Yesterday, Sassafras Lowrey, Syd London, and I went on an incredible adventure. Sassafras and I were on a mission to get new publicity photos for PoMo Freakshow, as well as getting new shots for our individual work. For my individual shoot, we visited a deserted old asylum.
I had envisioned some sort of abandoned hospital building as the location when I was first imagining the shots, but I didn’t think it was realistic. I thought there would be too many barriers (physical, mental, and emotional) to that sort of space. I was absolutely thrilled when our photographer, Syd London, told me that she had found an abandoned building outside the city that we could use.
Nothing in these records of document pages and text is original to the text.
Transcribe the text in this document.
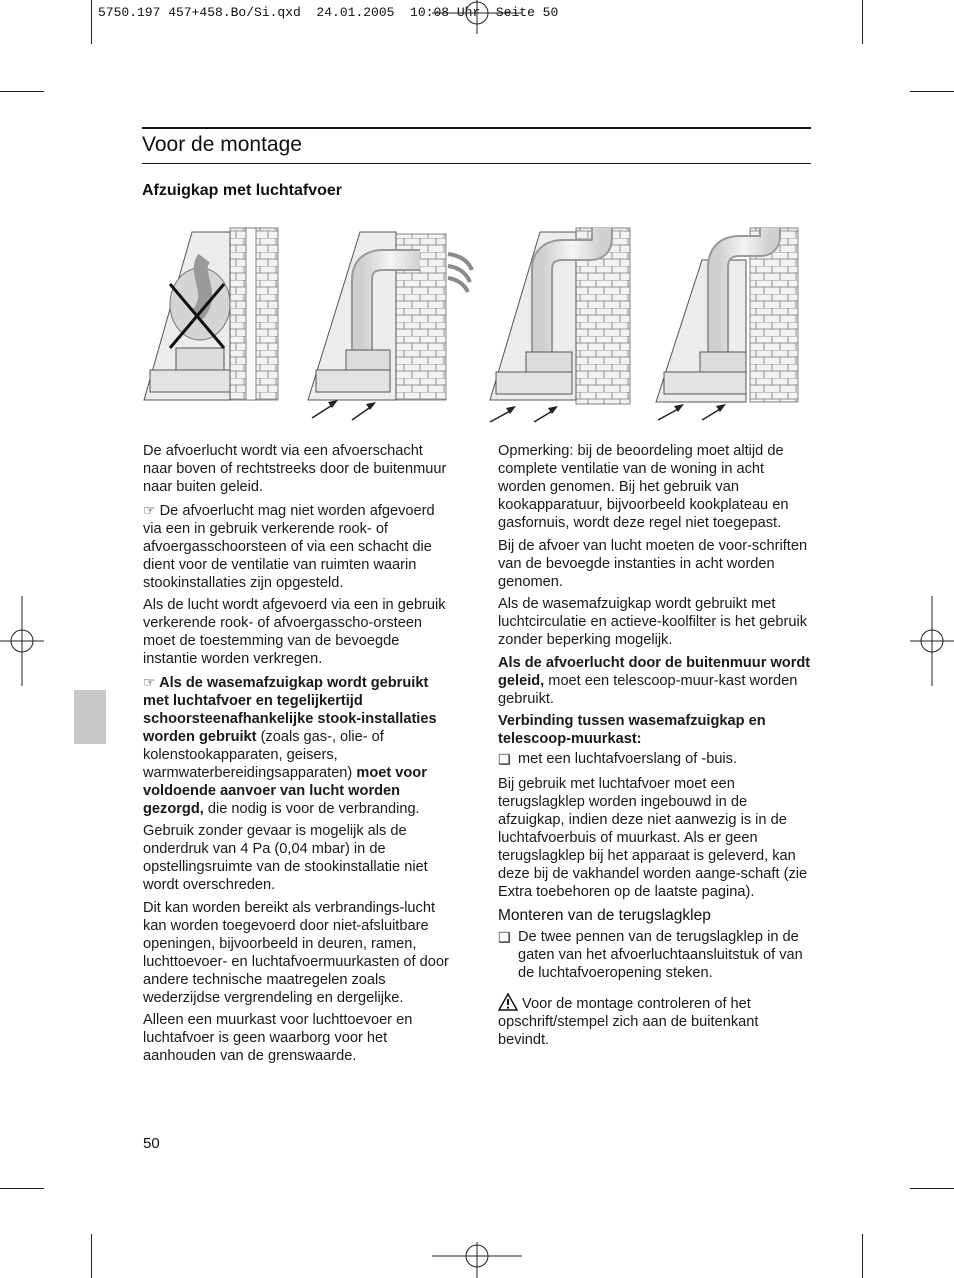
5750.197 457+458.Bo/Si.qxd  24.01.2005  10:08 Uhr  Seite 50
Voor de montage
Afzuigkap met luchtafvoer

De afvoerlucht wordt via een afvoerschacht naar boven of rechtstreeks door de buitenmuur naar buiten geleid.

☞ De afvoerlucht mag niet worden afgevoerd via een in gebruik verkerende rook- of afvoergasschoorsteen of via een schacht die dient voor de ventilatie van ruimten waarin stookinstallaties zijn opgesteld.

Als de lucht wordt afgevoerd via een in gebruik verkerende rook- of afvoergasscho-orsteen moet de toestemming van de bevoegde instantie worden verkregen.

☞ Als de wasemafzuigkap wordt gebruikt met luchtafvoer en tegelijkertijd schoorsteenafhankelijke stook-installaties worden gebruikt (zoals gas-, olie- of kolenstookapparaten, geisers, warmwaterbereidingsapparaten) moet voor voldoende aanvoer van lucht worden gezorgd, die nodig is voor de verbranding.

Gebruik zonder gevaar is mogelijk als de onderdruk van 4 Pa (0,04 mbar) in de opstellingsruimte van de stookinstallatie niet wordt overschreden.

Dit kan worden bereikt als verbrandings-lucht kan worden toegevoerd door niet-afsluitbare openingen, bijvoorbeeld in deuren, ramen, luchttoevoer- en luchtafvoermuurkasten of door andere technische maatregelen zoals wederzijdse vergrendeling en dergelijke.

Alleen een muurkast voor luchttoevoer en luchtafvoer is geen waarborg voor het aanhouden van de grenswaarde.

Opmerking: bij de beoordeling moet altijd de complete ventilatie van de woning in acht worden genomen. Bij het gebruik van kookapparatuur, bijvoorbeeld kookplateau en gasfornuis, wordt deze regel niet toegepast.

Bij de afvoer van lucht moeten de voor-schriften van de bevoegde instanties in acht worden genomen.

Als de wasemafzuigkap wordt gebruikt met luchtcirculatie en actieve-koolfilter is het gebruik zonder beperking mogelijk.

Als de afvoerlucht door de buitenmuur wordt geleid, moet een telescoop-muur-kast worden gebruikt.

Verbinding tussen wasemafzuigkap en telescoop-muurkast:

❑ met een luchtafvoerslang of -buis.

Bij gebruik met luchtafvoer moet een terugslagklep worden ingebouwd in de afzuigkap, indien deze niet aanwezig is in de luchtafvoerbuis of muurkast. Als er geen terugslagklep bij het apparaat is geleverd, kan deze bij de vakhandel worden aange-schaft (zie Extra toebehoren op de laatste pagina).

Monteren van de terugslagklep

❑ De twee pennen van de terugslagklep in de gaten van het afvoerluchtaansluitstuk of van de luchtafvoeropening steken.

Voor de montage controleren of het opschrift/stempel zich aan de buitenkant bevindt.

50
We set out mid-morning to find the building. Figuring out the location had been a challenge– not surprisingly, Google doesn’t always have the street addresses for buildings that have been deserted for decades. To pinpoint the location, I used a map of the county from the early 1900s, back when the building was an active asylum. I checked the nearby cross-streets on the old map, then used those to get directions. We left Brooklyn with our fingers crossed that my cartographical sleuthing would lead us to the abandoned building of our dreams.
We found the building exactly where the old map had promised, decrepit and dilapidated and begging to be photographed. As we approached the building, a sudden scrambling noise alerted us that we were not alone– several squirrels raced out of one window and into another, disturbed from their privacy and apparently quite displeased with the interruption. Their scurrying and the rustling of birds nesting in the upper floors echoed throughout the rooms, making an already eerie locale feel absolutely haunted. I was glad to be there in broad daylight.
The door of the building was hanging open, and I didn’t know quite what to expect when we walked in. We found an utterly abandoned interior, with hospital furniture haphazardly piled and overturned. Fallen plaster, dry leaves, and other debris covered the floor. Many of the windows were broken, as were several doors. Some rooms were charred and burnt, suggesting a fire had once raged down the hallway. Though my research suggested the building had only been deserted for a few decades, it felt as if it had been empty for much longer.
When I agreed to do the shoot in an abandoned hospital, I knew it would be an intense experience– 348 is all about how we abandon teenagers in the mental health system, so shooting in a former asylum felt particularly evocative. I had not expected the decaying building to so strongly recall my own experience of being locked up. The room for solitary confinement, the metal spring bed frames, the group showers. As we set up the shots, I was rocketing between past and present, reminding myself that I was there on my own terms, now.
For the entire shoot, Syd London was a delight to work with. She was extremely professional about getting the shots that we wanted, but also playful enough to keep our spirits up when the tension of the eerie location started to heavily weigh in.
We shot in five different rooms before we decided it was time to head back to the city, leaving the abandoned building to memory and irritated squirrels.
I’ll be posting more of the results of the shoot over the next few days, but I’ve included a few as a teaser for now. Getting these photos was simultaneously terrifying and liberating. I never thought that I would willingly walk back into a mental hospital…. and even though it was abandoned, I still felt like I was escaping when we left.